1. Tilghman's Avatar
    I have yet to find a case/holster that suits me, and am a skilled enough leather worker to consider making my own. Can anyone tell me the location of the sensor that will put an 8820 into "holster" mode", and how strong a magnet is used? It's one of the pieces of information that I need to make up my mind.

    Thanks
    12-28-08 05:17 PM
  2. BuddyL's Avatar
    What kind of holster are you looking for and what do you want it to do. I use the holster that came with the phone and I've had no problems.

    Posted from my CrackBerry at wapforums.crackberry.com
    12-28-08 07:14 PM
  3. Tilghman's Avatar
    I'll rephrase my question.

    Does anyone know where the magnet has to be located in order to put the 8820 into "holster" mode?
    12-29-08 01:14 AM
  4. gt0075b's Avatar
    I know how you feel, Tilghman. It's quite difficult to find a good holster with the magnet built-in.

    To answer your question, the magnetic sensor seems to be located between the [V] and [B] keys, just above the [space] key.

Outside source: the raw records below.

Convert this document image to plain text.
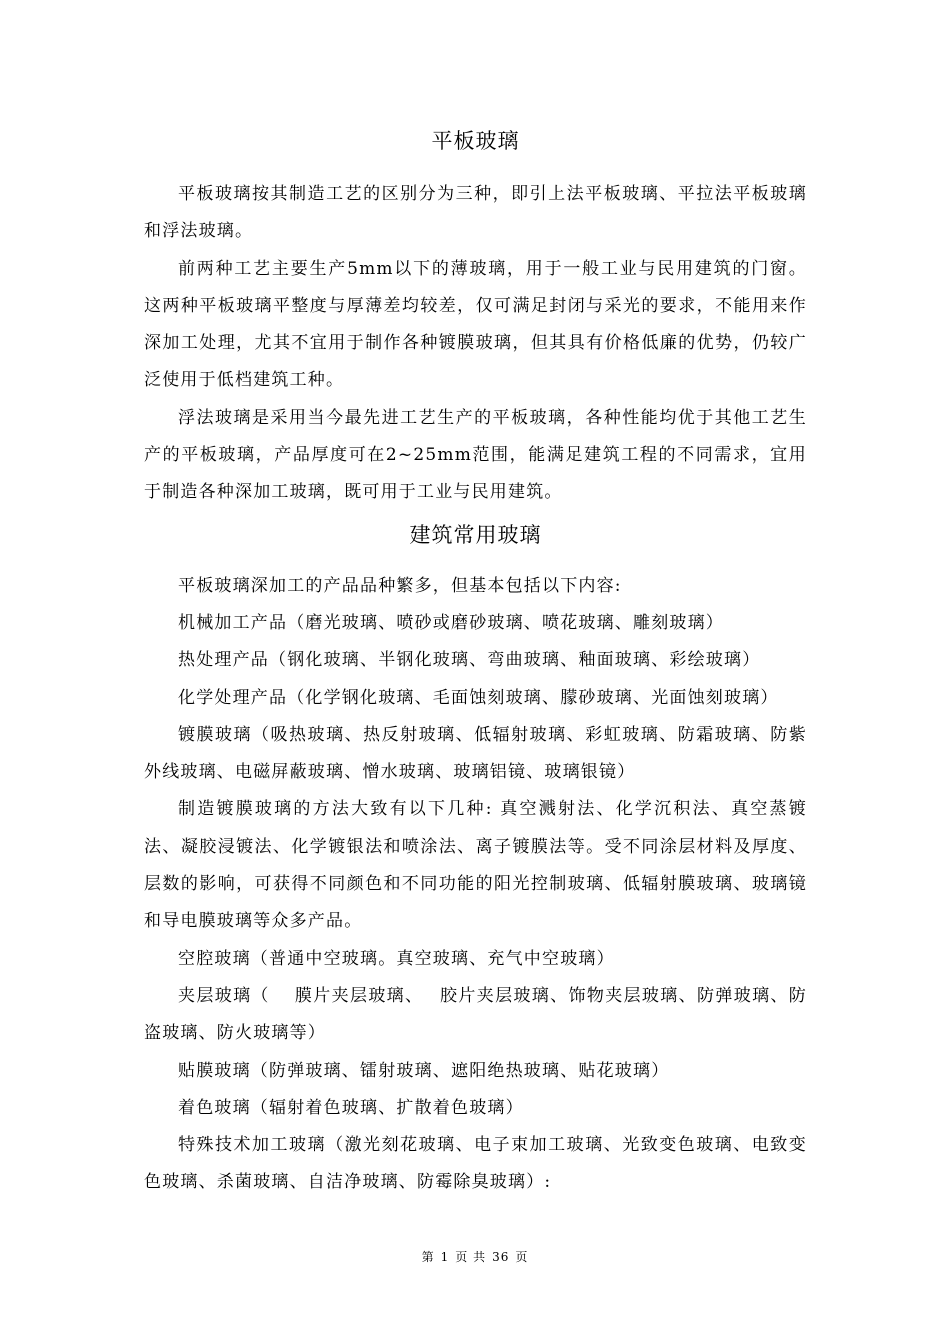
平板玻璃

平板玻璃按其制造工艺的区别分为三种，即引上法平板玻璃、平拉法平板玻璃和浮法玻璃。

前两种工艺主要生产5mm以下的薄玻璃，用于一般工业与民用建筑的门窗。这两种平板玻璃平整度与厚薄差均较差，仅可满足封闭与采光的要求，不能用来作深加工处理，尤其不宜用于制作各种镀膜玻璃，但其具有价格低廉的优势，仍较广泛使用于低档建筑工种。

浮法玻璃是采用当今最先进工艺生产的平板玻璃，各种性能均优于其他工艺生产的平板玻璃，产品厚度可在2~25mm范围，能满足建筑工程的不同需求，宜用于制造各种深加工玻璃，既可用于工业与民用建筑。

建筑常用玻璃

平板玻璃深加工的产品品种繁多，但基本包括以下内容:

机械加工产品（磨光玻璃、喷砂或磨砂玻璃、喷花玻璃、雕刻玻璃）

热处理产品（钢化玻璃、半钢化玻璃、弯曲玻璃、釉面玻璃、彩绘玻璃）

化学处理产品（化学钢化玻璃、毛面蚀刻玻璃、朦砂玻璃、光面蚀刻玻璃）

镀膜玻璃（吸热玻璃、热反射玻璃、低辐射玻璃、彩虹玻璃、防霜玻璃、防紫外线玻璃、电磁屏蔽玻璃、憎水玻璃、玻璃铝镜、玻璃银镜）

制造镀膜玻璃的方法大致有以下几种: 真空溅射法、化学沉积法、真空蒸镀法、凝胶浸镀法、化学镀银法和喷涂法、离子镀膜法等。受不同涂层材料及厚度、层数的影响，可获得不同颜色和不同功能的阳光控制玻璃、低辐射膜玻璃、玻璃镜和导电膜玻璃等众多产品。

空腔玻璃（普通中空玻璃。真空玻璃、充气中空玻璃）

夹层玻璃（　 膜片夹层玻璃、　 胶片夹层玻璃、饰物夹层玻璃、防弹玻璃、防盗玻璃、防火玻璃等）

贴膜玻璃（防弹玻璃、镭射玻璃、遮阳绝热玻璃、贴花玻璃）

着色玻璃（辐射着色玻璃、扩散着色玻璃）

特殊技术加工玻璃（激光刻花玻璃、电子束加工玻璃、光致变色玻璃、电致变色玻璃、杀菌玻璃、自洁净玻璃、防霉除臭玻璃）:

第 1 页 共 36 页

    I've played around with it, and the sensor seems to be fairly sensitive. A small ferrite magnet seems to work just fine. If you use a strong enough magnet, it'll even work on the back side of the Blackberry!
    01-06-09 04:20 PM
  5. Soloman02's Avatar
    If you use a strong enough magnet, it'll even work on the back side of the Blackberry!
    I would advise against using a strong magnet (even to test things). Strong magnetic fields and sensitive electronics do not mix. A magnet taken from a disassembled hard drive (rare earth) would constitute a strong magnet.
    01-06-09 04:29 PM
  6. keswan's Avatar
    I would advise against using a strong magnet (even to test things). Strong magnetic fields and sensitive electronics do not mix. A magnet taken from a disassembled hard drive (rare earth) would constitute a strong magnet.
    IF magnets and electronics don't mix then you just negated your statement when you mentioned the magnets in a Hard drive. Everybody says not to hold a magnet next to anything in a computer or it will wipe it, if that was the case then you would not find magnets in hard drives. the only thing that a "strong" magnet would really do is cause the metal parts on the phone to become magnetized.
    01-11-09 11:09 AM
  7. Tilghman's Avatar
    The injunction against magnets and computers is real, but it dates back to the days of magnetic media such as tapes and floppies. I was witness to a classic example back in the day, when a tape reel that contained important new software bound for a corporate demo was placed atop a couple of deguassng bars by an airline baggage inspector. The data was unrecoverable.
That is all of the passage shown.